Landis is also on TV, a fallen idol asking us not to rush to judgment and offering a rash of reasons for his positive test: his testosterone levels were naturally distorted; he drank the night before; he was dehydrated. Each of these ruses has been rebuffed by experts and, more damningly, by a skeptical public. He also said athletes would be "crazy" to use testosterone the way he has been accused of using it. This may be true, but he still sounds guilty.

After his backup blood sample was found to be similarly tainted to the first, Landis was summarily fired by his Phonak team. They're with the Tour's organizers: two strikes and you're out, as long as the team and Tour stay above the fray.

This is a joke. The Tour organizers would rather blame the riders than face reality. They have caused this problem. If the Tour de France powers that be want to have a clean race, they can have a clean race.

The Tour de France is the single hardest sporting event in the world in an age where baseball players, the historically large-tummied, beer-swilling athletes, are beefing up with BALCO. The Tour currently tests each stage winner, the overall leader and three random riders every day, and the results are not known for days. Maybe I'm crazy, but here's a simple solution to stunt steroid use: test every rider every day.

This would obviously be cumbersome and expensive, but it's possible. It's also the only way to salvage the Tour from becoming an Olympic weightlifting-level designer drug freakshow. There are so many suspected cheaters that it's impossible to try and weed them out piecemeal, like Tour organizers did this year when 1997 champion Jan Ullrich and Ivan Basso were ousted on suspicion of doping before the Tour even began. We were supposed to get a clean champion, and we didn't. We only got the best of the rest of the cheaters.

Our new champion is Oscar Pereiro, but he hasn't been held up to the same scrutiny as Landis. He now says he's happy to have won, but he previously lamented the "academic victory" he was facing, should Landis face the music.
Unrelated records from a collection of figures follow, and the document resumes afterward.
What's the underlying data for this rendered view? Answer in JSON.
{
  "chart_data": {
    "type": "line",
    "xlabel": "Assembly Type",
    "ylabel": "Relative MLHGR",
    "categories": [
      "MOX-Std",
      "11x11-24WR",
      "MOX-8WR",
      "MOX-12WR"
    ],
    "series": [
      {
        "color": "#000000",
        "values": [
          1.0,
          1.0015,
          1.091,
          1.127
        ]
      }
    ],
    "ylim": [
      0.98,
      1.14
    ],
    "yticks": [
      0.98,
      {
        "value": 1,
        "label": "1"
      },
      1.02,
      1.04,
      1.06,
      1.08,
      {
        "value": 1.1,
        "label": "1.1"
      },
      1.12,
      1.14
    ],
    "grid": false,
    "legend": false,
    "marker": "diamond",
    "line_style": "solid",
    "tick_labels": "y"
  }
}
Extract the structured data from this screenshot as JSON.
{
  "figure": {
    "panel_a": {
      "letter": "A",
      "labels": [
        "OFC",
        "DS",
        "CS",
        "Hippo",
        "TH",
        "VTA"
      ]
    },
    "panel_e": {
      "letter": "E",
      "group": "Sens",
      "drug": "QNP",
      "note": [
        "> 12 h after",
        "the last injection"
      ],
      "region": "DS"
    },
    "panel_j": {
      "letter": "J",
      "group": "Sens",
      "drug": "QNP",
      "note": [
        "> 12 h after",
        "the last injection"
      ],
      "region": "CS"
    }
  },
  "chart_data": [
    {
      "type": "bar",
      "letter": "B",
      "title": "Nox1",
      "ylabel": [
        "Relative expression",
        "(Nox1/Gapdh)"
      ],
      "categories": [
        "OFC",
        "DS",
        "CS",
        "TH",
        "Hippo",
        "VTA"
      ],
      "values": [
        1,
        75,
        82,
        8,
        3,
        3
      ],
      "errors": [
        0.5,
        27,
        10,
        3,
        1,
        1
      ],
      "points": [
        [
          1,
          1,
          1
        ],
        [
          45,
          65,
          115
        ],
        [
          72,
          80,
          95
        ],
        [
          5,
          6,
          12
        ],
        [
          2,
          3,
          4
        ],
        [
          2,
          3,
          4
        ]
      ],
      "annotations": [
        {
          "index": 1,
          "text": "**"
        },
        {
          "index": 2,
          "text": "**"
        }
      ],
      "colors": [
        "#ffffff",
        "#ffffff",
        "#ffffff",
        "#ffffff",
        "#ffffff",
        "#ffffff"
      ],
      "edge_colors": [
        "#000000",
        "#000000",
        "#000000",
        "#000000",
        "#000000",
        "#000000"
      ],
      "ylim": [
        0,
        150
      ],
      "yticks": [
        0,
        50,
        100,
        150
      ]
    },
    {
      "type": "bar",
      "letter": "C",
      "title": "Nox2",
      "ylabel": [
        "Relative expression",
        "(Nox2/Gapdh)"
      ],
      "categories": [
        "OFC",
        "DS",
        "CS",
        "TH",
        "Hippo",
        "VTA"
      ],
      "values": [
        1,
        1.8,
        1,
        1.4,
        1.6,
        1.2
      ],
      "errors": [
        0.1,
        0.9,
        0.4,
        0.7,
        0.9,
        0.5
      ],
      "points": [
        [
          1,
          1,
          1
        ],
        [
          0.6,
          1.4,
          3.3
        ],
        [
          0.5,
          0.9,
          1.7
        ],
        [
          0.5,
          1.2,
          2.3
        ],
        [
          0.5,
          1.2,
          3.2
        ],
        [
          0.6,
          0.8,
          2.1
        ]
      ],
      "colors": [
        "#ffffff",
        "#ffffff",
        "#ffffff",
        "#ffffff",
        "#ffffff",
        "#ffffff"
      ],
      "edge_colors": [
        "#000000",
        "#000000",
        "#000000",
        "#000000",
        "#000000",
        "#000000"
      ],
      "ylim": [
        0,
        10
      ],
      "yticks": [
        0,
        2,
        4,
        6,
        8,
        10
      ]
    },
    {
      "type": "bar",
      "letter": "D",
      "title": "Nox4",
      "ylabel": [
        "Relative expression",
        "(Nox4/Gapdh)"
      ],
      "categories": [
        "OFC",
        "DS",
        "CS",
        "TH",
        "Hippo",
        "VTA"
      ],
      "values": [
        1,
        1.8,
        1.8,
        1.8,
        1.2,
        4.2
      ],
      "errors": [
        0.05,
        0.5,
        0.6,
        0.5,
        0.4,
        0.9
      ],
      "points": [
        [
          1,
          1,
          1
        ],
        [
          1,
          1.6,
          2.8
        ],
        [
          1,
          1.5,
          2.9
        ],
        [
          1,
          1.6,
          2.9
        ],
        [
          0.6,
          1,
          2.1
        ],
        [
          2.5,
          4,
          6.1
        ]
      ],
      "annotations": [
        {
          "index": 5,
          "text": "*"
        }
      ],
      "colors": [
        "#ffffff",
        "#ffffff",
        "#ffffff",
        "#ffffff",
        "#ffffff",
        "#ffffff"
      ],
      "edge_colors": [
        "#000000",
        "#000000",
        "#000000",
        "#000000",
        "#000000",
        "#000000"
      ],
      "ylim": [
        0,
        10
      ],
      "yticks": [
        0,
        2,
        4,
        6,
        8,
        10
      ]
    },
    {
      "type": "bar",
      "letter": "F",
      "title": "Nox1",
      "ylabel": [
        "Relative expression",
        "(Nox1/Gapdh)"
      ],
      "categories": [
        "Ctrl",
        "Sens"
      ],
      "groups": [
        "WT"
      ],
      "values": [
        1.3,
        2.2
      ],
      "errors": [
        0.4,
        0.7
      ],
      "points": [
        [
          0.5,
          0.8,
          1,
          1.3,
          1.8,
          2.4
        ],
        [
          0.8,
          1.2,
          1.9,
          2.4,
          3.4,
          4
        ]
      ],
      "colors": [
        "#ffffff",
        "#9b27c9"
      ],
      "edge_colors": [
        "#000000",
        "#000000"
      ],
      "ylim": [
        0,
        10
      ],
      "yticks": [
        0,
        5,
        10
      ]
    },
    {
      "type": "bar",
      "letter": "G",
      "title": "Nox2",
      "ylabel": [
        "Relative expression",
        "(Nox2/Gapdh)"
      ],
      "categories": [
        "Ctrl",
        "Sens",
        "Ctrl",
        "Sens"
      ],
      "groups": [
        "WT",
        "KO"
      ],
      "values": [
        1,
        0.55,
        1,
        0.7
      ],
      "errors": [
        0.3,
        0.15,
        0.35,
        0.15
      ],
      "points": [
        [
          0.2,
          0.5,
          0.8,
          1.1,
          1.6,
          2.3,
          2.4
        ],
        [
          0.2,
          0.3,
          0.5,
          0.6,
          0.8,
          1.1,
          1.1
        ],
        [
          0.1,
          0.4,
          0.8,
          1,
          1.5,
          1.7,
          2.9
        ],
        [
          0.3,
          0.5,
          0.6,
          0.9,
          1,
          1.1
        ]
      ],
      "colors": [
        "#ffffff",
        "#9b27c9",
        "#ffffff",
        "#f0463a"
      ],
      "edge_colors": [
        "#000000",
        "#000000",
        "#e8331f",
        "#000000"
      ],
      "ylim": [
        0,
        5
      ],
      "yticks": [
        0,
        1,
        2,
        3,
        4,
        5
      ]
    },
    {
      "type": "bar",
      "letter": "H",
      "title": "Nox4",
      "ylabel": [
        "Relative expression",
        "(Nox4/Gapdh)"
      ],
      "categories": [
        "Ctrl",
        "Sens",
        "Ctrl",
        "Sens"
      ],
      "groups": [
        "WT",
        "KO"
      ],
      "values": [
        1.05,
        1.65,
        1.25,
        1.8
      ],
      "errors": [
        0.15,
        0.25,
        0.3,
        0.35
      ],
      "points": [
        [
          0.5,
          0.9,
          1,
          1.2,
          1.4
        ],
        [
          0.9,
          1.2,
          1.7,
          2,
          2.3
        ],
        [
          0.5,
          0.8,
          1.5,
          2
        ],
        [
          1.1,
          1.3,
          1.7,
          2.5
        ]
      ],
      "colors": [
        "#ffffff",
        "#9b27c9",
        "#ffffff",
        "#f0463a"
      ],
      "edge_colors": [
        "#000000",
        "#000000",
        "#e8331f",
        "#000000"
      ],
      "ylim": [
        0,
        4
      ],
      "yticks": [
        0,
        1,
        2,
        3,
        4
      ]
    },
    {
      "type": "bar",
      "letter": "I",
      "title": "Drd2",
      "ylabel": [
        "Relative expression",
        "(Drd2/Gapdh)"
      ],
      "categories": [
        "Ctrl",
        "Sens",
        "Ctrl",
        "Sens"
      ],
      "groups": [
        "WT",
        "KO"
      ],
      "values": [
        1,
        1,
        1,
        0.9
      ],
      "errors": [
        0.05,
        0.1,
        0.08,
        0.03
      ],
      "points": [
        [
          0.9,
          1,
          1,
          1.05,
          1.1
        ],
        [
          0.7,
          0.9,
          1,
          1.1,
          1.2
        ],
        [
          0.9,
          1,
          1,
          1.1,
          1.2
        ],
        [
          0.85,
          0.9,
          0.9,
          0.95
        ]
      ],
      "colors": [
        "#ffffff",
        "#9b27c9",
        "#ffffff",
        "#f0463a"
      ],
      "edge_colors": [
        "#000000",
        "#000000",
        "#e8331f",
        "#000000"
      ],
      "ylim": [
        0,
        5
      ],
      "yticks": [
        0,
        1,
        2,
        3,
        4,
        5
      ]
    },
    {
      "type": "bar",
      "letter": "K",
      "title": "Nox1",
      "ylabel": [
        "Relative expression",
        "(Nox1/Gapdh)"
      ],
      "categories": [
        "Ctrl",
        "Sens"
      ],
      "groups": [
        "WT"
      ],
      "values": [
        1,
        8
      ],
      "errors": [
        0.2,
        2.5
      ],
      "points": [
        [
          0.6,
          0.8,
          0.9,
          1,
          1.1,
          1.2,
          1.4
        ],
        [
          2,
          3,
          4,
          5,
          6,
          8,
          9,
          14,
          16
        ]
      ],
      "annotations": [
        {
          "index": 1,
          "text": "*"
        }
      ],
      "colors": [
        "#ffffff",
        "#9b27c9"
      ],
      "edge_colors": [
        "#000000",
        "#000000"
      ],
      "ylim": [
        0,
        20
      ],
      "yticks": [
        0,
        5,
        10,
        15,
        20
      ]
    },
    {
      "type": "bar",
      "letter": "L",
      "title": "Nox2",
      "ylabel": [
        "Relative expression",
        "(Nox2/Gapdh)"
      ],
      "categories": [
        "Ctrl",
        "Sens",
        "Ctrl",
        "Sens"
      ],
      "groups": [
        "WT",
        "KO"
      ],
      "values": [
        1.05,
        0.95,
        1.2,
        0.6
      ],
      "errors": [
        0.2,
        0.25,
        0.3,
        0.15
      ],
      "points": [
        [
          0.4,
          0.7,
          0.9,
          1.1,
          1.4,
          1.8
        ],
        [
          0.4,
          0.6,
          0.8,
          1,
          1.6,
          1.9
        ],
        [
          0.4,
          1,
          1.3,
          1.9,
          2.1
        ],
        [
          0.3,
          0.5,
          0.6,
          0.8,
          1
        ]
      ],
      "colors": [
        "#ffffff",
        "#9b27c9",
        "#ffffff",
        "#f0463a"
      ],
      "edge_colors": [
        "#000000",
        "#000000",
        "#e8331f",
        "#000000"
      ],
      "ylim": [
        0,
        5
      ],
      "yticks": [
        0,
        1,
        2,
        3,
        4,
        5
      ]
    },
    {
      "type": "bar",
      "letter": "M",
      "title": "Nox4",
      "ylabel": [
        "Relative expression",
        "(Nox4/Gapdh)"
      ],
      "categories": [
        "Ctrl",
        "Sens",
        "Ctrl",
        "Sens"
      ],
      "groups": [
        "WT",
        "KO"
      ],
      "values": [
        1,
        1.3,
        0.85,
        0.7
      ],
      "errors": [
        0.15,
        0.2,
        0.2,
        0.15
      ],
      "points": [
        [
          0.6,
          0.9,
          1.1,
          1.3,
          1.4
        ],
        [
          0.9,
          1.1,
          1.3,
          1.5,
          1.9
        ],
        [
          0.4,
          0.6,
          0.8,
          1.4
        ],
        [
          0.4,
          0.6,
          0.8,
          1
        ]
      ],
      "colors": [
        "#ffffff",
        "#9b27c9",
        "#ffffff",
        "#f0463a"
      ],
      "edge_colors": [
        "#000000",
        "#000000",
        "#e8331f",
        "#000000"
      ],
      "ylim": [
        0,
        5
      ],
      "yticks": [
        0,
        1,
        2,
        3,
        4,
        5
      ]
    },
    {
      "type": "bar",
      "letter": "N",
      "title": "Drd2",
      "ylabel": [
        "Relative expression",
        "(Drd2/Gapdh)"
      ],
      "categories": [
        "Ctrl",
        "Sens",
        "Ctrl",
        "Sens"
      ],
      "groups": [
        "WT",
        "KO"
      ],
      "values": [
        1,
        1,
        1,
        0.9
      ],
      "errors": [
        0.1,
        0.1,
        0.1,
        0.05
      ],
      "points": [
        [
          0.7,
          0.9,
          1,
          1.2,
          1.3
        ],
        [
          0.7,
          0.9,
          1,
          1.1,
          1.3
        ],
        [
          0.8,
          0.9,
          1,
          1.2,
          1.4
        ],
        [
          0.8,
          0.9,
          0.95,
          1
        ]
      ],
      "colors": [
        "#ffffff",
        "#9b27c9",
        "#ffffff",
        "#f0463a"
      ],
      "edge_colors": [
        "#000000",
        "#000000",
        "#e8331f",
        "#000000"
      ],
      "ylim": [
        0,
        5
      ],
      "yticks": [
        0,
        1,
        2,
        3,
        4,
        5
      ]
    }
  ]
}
Well, the fat lady has sung, and she'll keep singing until the Tour gets its act together (or she gets on a bike and rides the pounds off). There is never going to be another legitimate Tour winner until the entire field is clean. If everyone is tested every day, the Tour will once again be the showcase for the most insanely conditioned athletes on the planet - conditioned by pasta and PowerBars, and maybe some Jack Daniels, but no designer drugs.

The Tour only has a couple more chances. It can still happen, but the wheels are starting to fall off.